Now, we can take $y_1$ to be a basis for $\mathbb{Z} \oplus \mathbb{Z}$ and $a_1y_1$ to be a basis for $(6,9)$, but then I need to prove that:
$$\mathbb{Z} \oplus \mathbb{Z} = \mathbb{Z}y_1 \oplus \ker(v) \ \ \ (1)$$ $$ (6,9) = \mathbb{Z}3y_1 \oplus ((6,9) \cap \ker(v)) \ \ \ (2)$$
To prove $(1)$, let $x \in \mathbb{Z} \oplus \mathbb{Z}$ and write: $$ x = v(x)y_1 + (x – v(x)y_1).$$ Now, $v(x – v(x)y_1) = v(x) – v(x)v(y_1) = 0$, so $(x – v(x))y_1$ is an element of the kernel of $v$(we used the fact that $v((6,9))$ is a principal ideal). Then, $x$ can be rewritten as an element in $\mathbb{Z}y_1$ and an element of the kernel of $v$, hence: $$ \mathbb{Z} \oplus \mathbb{Z} = \mathbb{Z}y_1 + \ker(v) $$ To see that the sum is direct, let $ry_1 $ to be an element in the kernel of $v$, then $$0 = v(ry_1) = rv(y_1) = r$$ To prove $(2)$, let $\bar{x} \in (6,9)$, since $a_1 = 3$ is a generator of $v((6,9))$, then $v(\bar{x})$ is divisible by $3$. Therefore, we have that: $v(\bar{x}) = 3b$ for $b \in \mathbb{Z}$, then by the similar procedure applied in $(1)$, we have that: $$\bar{x} = v(\bar{x}) y_1 + (\bar{x} - v(\bar{x})y_1) = b3y_1 + (\bar{x} – b3y_1) $$ Clearly, $(\bar{x} – b3y_1)$ is an element of the kernel of $v$, since: $$v(\bar{x} – b3y_1) = v(\bar{x}) – v(b3y_1) = v(\bar{x}) – v(\bar{x}) = 0 $$ This shows that: $$(6,9) = \mathbb{Z}3y_1 + ((6,9) \cap \ker(v)) $$ To prove that the sum is direct, let $r3y_1 $ to be an element of the kernel of $v$, then $v(r3y_1) = 0 = r3v(y_1) = r3 \Rightarrow r = 0$.
My question is:
How to finish this approach to give the definitive basis?

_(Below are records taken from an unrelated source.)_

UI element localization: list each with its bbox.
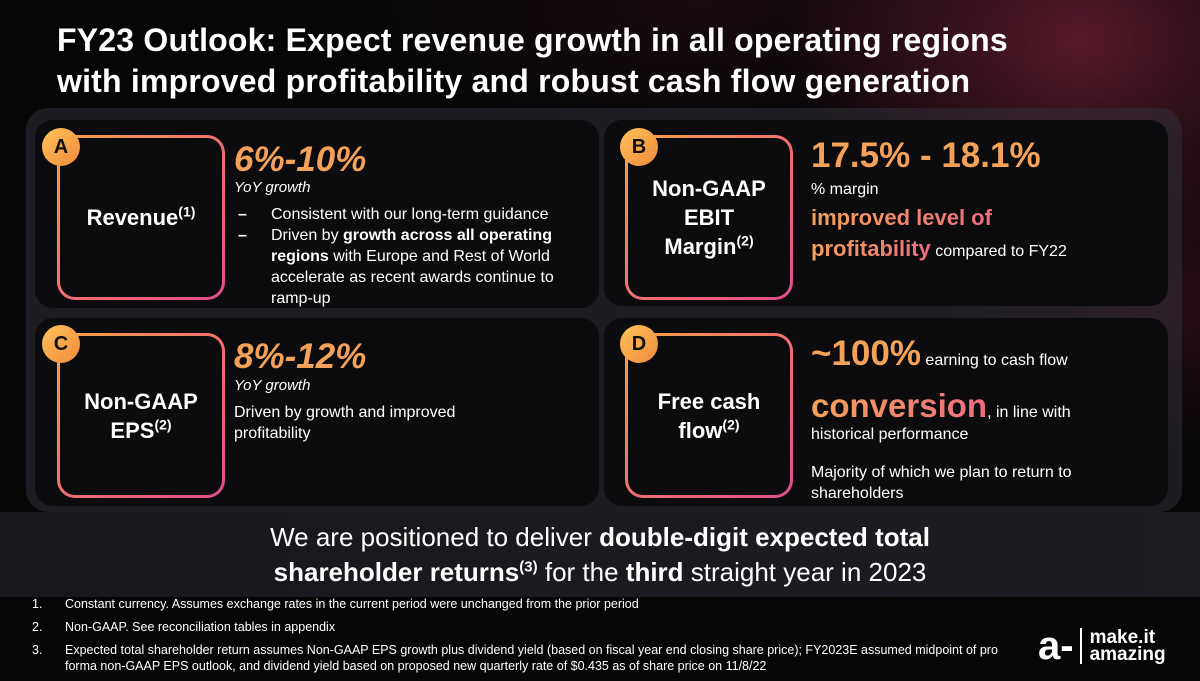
revenue-label: Revenue(1)	[60, 138, 222, 297]
eps-subhead: YoY growth	[234, 377, 311, 394]
logo-divider	[1079, 628, 1082, 664]
revenue-subhead: YoY growth	[234, 179, 311, 196]
ebit-label-line-1: Non-GAAP	[652, 176, 766, 201]
revenue-footnote-ref: (1)	[178, 203, 196, 220]
tagline-footnote-ref: (3)	[519, 558, 538, 576]
fcf-highlight: conversion	[811, 387, 988, 424]
logo-line-2: amazing	[1089, 644, 1166, 665]
eps-label-line-1: Non-GAAP	[84, 388, 198, 414]
fcf-label-line-1: Free cash	[657, 388, 761, 414]
fcf-head-trail: earning to cash flow	[920, 352, 1068, 369]
revenue-headline: 6%-10%	[234, 140, 367, 179]
footnote-number: 3.	[32, 643, 43, 657]
badge-a: A	[42, 128, 80, 166]
revenue-bullets: – Consistent with our long-term guidance…	[238, 204, 590, 309]
fcf-headline: ~100%	[811, 334, 921, 373]
bullet2-post: with Europe and Rest of World accelerate…	[271, 248, 554, 307]
footnote-item: 1. Constant currency. Assumes exchange r…	[32, 596, 1032, 612]
footnote-text: Expected total shareholder return assume…	[65, 643, 998, 673]
dash-icon: –	[238, 206, 247, 223]
revenue-label-box: Revenue(1)	[57, 135, 225, 300]
company-logo: a- make.it amazing	[1038, 626, 1166, 666]
page-title: FY23 Outlook: Expect revenue growth in a…	[57, 20, 1147, 102]
eps-body: Driven by growth and improved profitabil…	[234, 404, 456, 442]
ebit-headline: 17.5% - 18.1%	[811, 136, 1041, 175]
eps-headline: 8%-12%	[234, 337, 367, 376]
tagline-bold-1: double-digit expected total	[599, 522, 930, 552]
footnote-item: 3. Expected total shareholder return ass…	[32, 642, 1032, 674]
ebit-label-line-2: EBIT	[683, 205, 735, 230]
title-line-2: with improved profitability and robust c…	[57, 63, 971, 99]
logo-wordmark: make.it amazing	[1089, 627, 1166, 665]
badge-b: B	[620, 128, 658, 166]
fcf-line-3: historical performance	[811, 426, 969, 443]
logo-line-1: make.it	[1089, 627, 1156, 648]
ebit-highlight-1: improved level of	[811, 205, 992, 230]
footnote-item: 2. Non-GAAP. See reconciliation tables i…	[32, 619, 1032, 635]
tagline: We are positioned to deliver double-digi…	[90, 520, 1110, 590]
ebit-subhead: % margin	[811, 181, 879, 198]
footnote-text: Constant currency. Assumes exchange rate…	[65, 597, 639, 611]
ebit-label: Non-GAAP EBIT Margin(2)	[628, 138, 790, 297]
bullet2-pre: Driven by	[271, 227, 344, 244]
logo-mark-icon: a-	[1038, 624, 1074, 668]
fcf-highlight-trail: , in line with	[987, 404, 1071, 421]
ebit-label-line-3: Margin	[664, 234, 737, 259]
eps-footnote-ref: (2)	[154, 416, 172, 433]
fcf-highlight-row: conversion, in line with	[811, 386, 1171, 433]
revenue-bullet-1: – Consistent with our long-term guidance	[238, 204, 590, 225]
tagline-part-1: We are positioned to deliver	[270, 522, 600, 552]
fcf-footnote-ref: (2)	[722, 416, 740, 433]
badge-d: D	[620, 325, 658, 363]
footnote-text: Non-GAAP. See reconciliation tables in a…	[65, 620, 336, 634]
fcf-label-line-2: flow	[678, 417, 723, 443]
ebit-highlight: improved level of profitability compared…	[811, 202, 1156, 267]
eps-label-box: Non-GAAP EPS(2)	[57, 333, 225, 498]
tagline-part-3: straight year in 2023	[683, 557, 927, 587]
tagline-bold-3: third	[625, 557, 684, 587]
revenue-bullet-2-text: Driven by growth across all operating re…	[271, 225, 590, 309]
bullet2-bold-2: regions	[271, 248, 329, 265]
tagline-strip	[0, 512, 1200, 597]
revenue-bullet-2: – Driven by growth across all operating …	[238, 225, 590, 309]
bullet2-bold-1: growth across all operating	[343, 227, 552, 244]
eps-label-line-2: EPS	[110, 417, 155, 443]
footnote-number: 2.	[32, 620, 43, 634]
revenue-bullet-1-text: Consistent with our long-term guidance	[271, 206, 549, 223]
fcf-label: Free cash flow(2)	[628, 336, 790, 495]
footnote-number: 1.	[32, 597, 43, 611]
ebit-highlight-2: profitability	[811, 236, 931, 261]
fcf-note: Majority of which we plan to return to s…	[811, 464, 1072, 502]
title-line-1: FY23 Outlook: Expect revenue growth in a…	[57, 22, 1008, 58]
fcf-headline-row: ~100% earning to cash flow	[811, 334, 1171, 381]
ebit-footnote-ref: (2)	[736, 232, 754, 249]
footnotes: 1. Constant currency. Assumes exchange r…	[32, 596, 1032, 681]
revenue-label-text: Revenue	[86, 205, 179, 230]
dash-icon: –	[238, 227, 247, 244]
tagline-part-2: for the	[537, 557, 626, 587]
eps-label: Non-GAAP EPS(2)	[60, 336, 222, 495]
badge-c: C	[42, 325, 80, 363]
tagline-bold-2: shareholder returns	[273, 557, 520, 587]
ebit-trail: compared to FY22	[930, 243, 1067, 260]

The first element in our basis should be such that $kv_1 = (6,9)$, and such that the coordinates are reduced to lowest terms: so $(2,3)$ is the natural choice. Now we want to expand this to a basis: e.g. we want to find $a,b$ such that the matrix $$\begin{pmatrix} 2 & a \\ 3 & b \end{pmatrix}$$ has determinant 1 ( or -1, we just want the determinant to be a unit in $\mathbb{Z}$ so that the matrix is invertible over $\mathbb{Z}$). By inspection, $a = -1, b = -1$ works. For a more systematic/generalizable approach, use Euclid's algorithm to write $$ 1 = \gcd(2,3) = 2s + 3t$$ and and then set $a = -t,b = s$. So now our basis is $v_1 = (2,3), v_2 = (-1,-1)$ which we see is a basis since it is the image of the standard basis under the invertible transform given by the above matrix.